Remembering Ralph Sampson
A century on from his death, we'd like to hear from any family of a Cambridge-based staff member killed in action in November 1917, hoping to add a photograph of him to our First World War Roll of Honour.
Relatives of Sawston-born Percival Ralph Sampson, known as Ralph, who worked at the College as a combination man from 1911 until he was called up to fight, are encouraged to contact our archivist.
A rifleman in the Kings Royal Rifle Corps, Sampson fell in action on 30 November 1917. Reported missing after the Battle of Cambrai, he was officially confirmed dead nearly a year later. He was 34 years old.
The sixth son of police sergeant Alfred Sampson and his wife Alice, Ralph, as he was known, was born while his father was posted to Sawston. His birth was registered in early 1884.
Ralph married Annie Wheeldon in early 1912 at West Ham. The couple lived at 262 Cherry Hinton Road in Cambridge, not too far from Ralph’s widowed mother who lived at 152 Blinco Grove.

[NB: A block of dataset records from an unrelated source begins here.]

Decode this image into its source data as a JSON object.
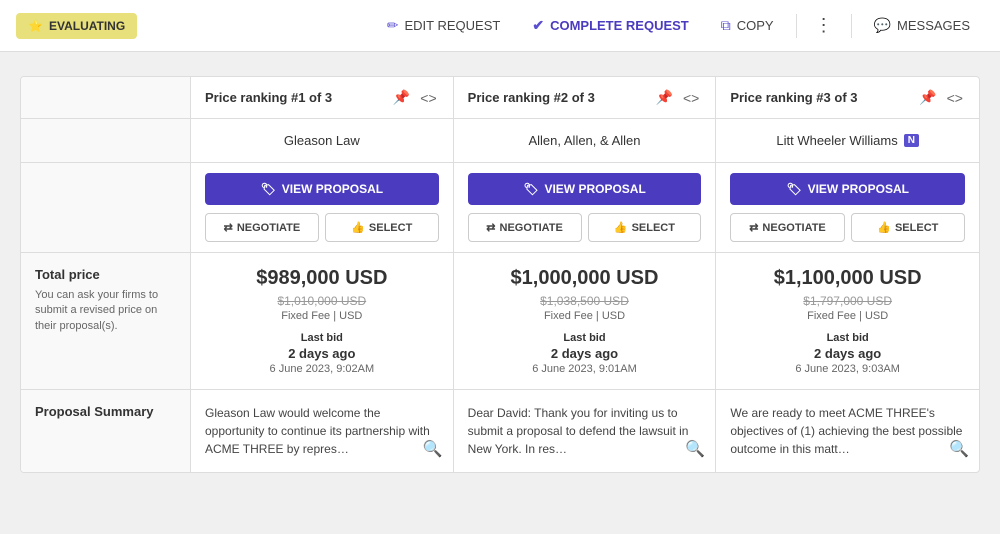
{
  "toolbar": {
    "badge": {
      "icon": "⭐",
      "label": "EVALUATING"
    },
    "buttons": [
      {
        "id": "edit-request",
        "icon": "✏️",
        "label": "EDIT REQUEST"
      },
      {
        "id": "complete-request",
        "icon": "✔",
        "label": "COMPLETE REQUEST",
        "purple": true
      },
      {
        "id": "copy",
        "icon": "⧉",
        "label": "COPY"
      },
      {
        "id": "more",
        "icon": "⋮",
        "label": ""
      },
      {
        "id": "messages",
        "icon": "💬",
        "label": "MESSAGES"
      }
    ]
  },
  "rankings": [
    {
      "id": 1,
      "header": "Price ranking #1 of 3",
      "firm": "Gleason Law",
      "firm_badge": null,
      "view_proposal_label": "VIEW PROPOSAL",
      "negotiate_label": "NEGOTIATE",
      "select_label": "SELECT",
      "price_main": "$989,000 USD",
      "price_original": "$1,010,000 USD",
      "price_type": "Fixed Fee | USD",
      "last_bid_label": "Last bid",
      "last_bid_days": "2 days ago",
      "last_bid_date": "6 June 2023, 9:02AM",
      "summary": "Gleason Law would welcome the opportunity to continue its partnership with ACME THREE by repres…"
    },
    {
      "id": 2,
      "header": "Price ranking #2 of 3",
      "firm": "Allen, Allen, & Allen",
      "firm_badge": null,
      "view_proposal_label": "VIEW PROPOSAL",
      "negotiate_label": "NEGOTIATE",
      "select_label": "SELECT",
      "price_main": "$1,000,000 USD",
      "price_original": "$1,038,500 USD",
      "price_type": "Fixed Fee | USD",
      "last_bid_label": "Last bid",
      "last_bid_days": "2 days ago",
      "last_bid_date": "6 June 2023, 9:01AM",
      "summary": "Dear David: Thank you for inviting us to submit a proposal to defend the lawsuit in New York. In res…"
    },
    {
      "id": 3,
      "header": "Price ranking #3 of 3",
      "firm": "Litt Wheeler Williams",
      "firm_badge": "N",
      "view_proposal_label": "VIEW PROPOSAL",
      "negotiate_label": "NEGOTIATE",
      "select_label": "SELECT",
      "price_main": "$1,100,000 USD",
      "price_original": "$1,797,000 USD",
      "price_type": "Fixed Fee | USD",
      "last_bid_label": "Last bid",
      "last_bid_days": "2 days ago",
      "last_bid_date": "6 June 2023, 9:03AM",
      "summary": "We are ready to meet ACME THREE's objectives of (1) achieving the best possible outcome in this matt…"
    }
  ],
  "labels": {
    "total_price": "Total price",
    "total_price_desc": "You can ask your firms to submit a revised price on their proposal(s).",
    "proposal_summary": "Proposal Summary"
  }
}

At Jesus College, Ralph would likely have performed footman duties to the 16 Fellows of the College, and have been part of the close-knit College community.
College records show that in May 1916, the Fellows agreed to pay half a crown each week to Annie in Ralph’s absence. After his death, this payment was extended until the Sampson’s youngest child turned 16.
College archivist, Robert Athol, says: “We believe that Annie survived her husband by almost fifty years. She and Ralph had at least two children, so could still have relatives living in the Cambridge area.
“We would very much like to hear from any of Ralph’s family, and would be especially grateful if they would share any photographs they may have of him. Since 2014, we have been commemorating the College fallen in our online Roll of Honour and would like to add a photograph to Ralph’s entry if possible, remembering him and his sacrifice.”
The Roll of Honour is an online project, commemorating members of the College community who died in World War One in the centenary month of their deaths.